TitleExperiments with methods for particle size analysis of gypsic soils
Publication TypeThesis
Year of Publication2008
AuthorsRiggs J
Number of Pages58
Date Published2008
UniversityNew Mexico State University
CityLas Cruces, NM
Thesis TypeM.S. Thesispp
Accession NumberJRN00500
Keywordsdissertation, G-BASN, P-COLL, P-TOBO, technique, gypsic soils, technique, particle size analysis, technique, soil methods, thesis
AbstractGypsum is a common mineral in many dryland soils throughout the world. Gypsic soils have unique properties that impact roads, foundations, metal and concrete. One challenging aspect of gypsic soils is determining the particle size distribution. Because of gypsum's softness (1.5-2.0 on the Mohs scale) gypsum particles can be broken by rolling pins and shakers. Because of its solubility (2.41 g/L), gypsum particles can be dissolved during sedimentation.
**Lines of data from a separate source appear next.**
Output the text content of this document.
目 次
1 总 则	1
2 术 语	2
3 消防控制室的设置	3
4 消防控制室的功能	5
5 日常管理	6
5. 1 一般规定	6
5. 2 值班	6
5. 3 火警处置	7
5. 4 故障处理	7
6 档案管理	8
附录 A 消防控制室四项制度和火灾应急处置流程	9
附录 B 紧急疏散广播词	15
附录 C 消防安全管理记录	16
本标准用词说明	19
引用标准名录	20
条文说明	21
This research effort explores ways to prevent gypsum dissolution, while conducting textural analysis by using low viscosity oil, NaCl solution, saturated gypsum solution, a combination of a saturated Na2SO4 and gypsum solution, a method with no clay sized gypsum, and finally, a filtration method where the sand and the silt is sieved in saturated gypsum solution. Although low viscosity oil prevented gypsum dissolution, it was unsuitable because of problems with the drying of the oil-saturated sample and cost. NaCl solution was unsuitable because it did not prevent gypsum dissolution as a result of ion pairing. Saturated gypsum solution prevented gypsum from dissolving because of the common ion effect; however, clay particles flocculated in the solution. The use of Na2SO4 and saturated gypsum solution was used to disperse these particles. However, with high concentrations of Na+ the clay particles still flocculated. The method based on the assumption that no gypsum exists in the clay fraction was proven inaccurate with scanning electron microscope (SEM). Finally, the filtration method, in which silt is collected on high flow glass fiber filter paper under vacuum, shows good results when compared to the standard pipette method.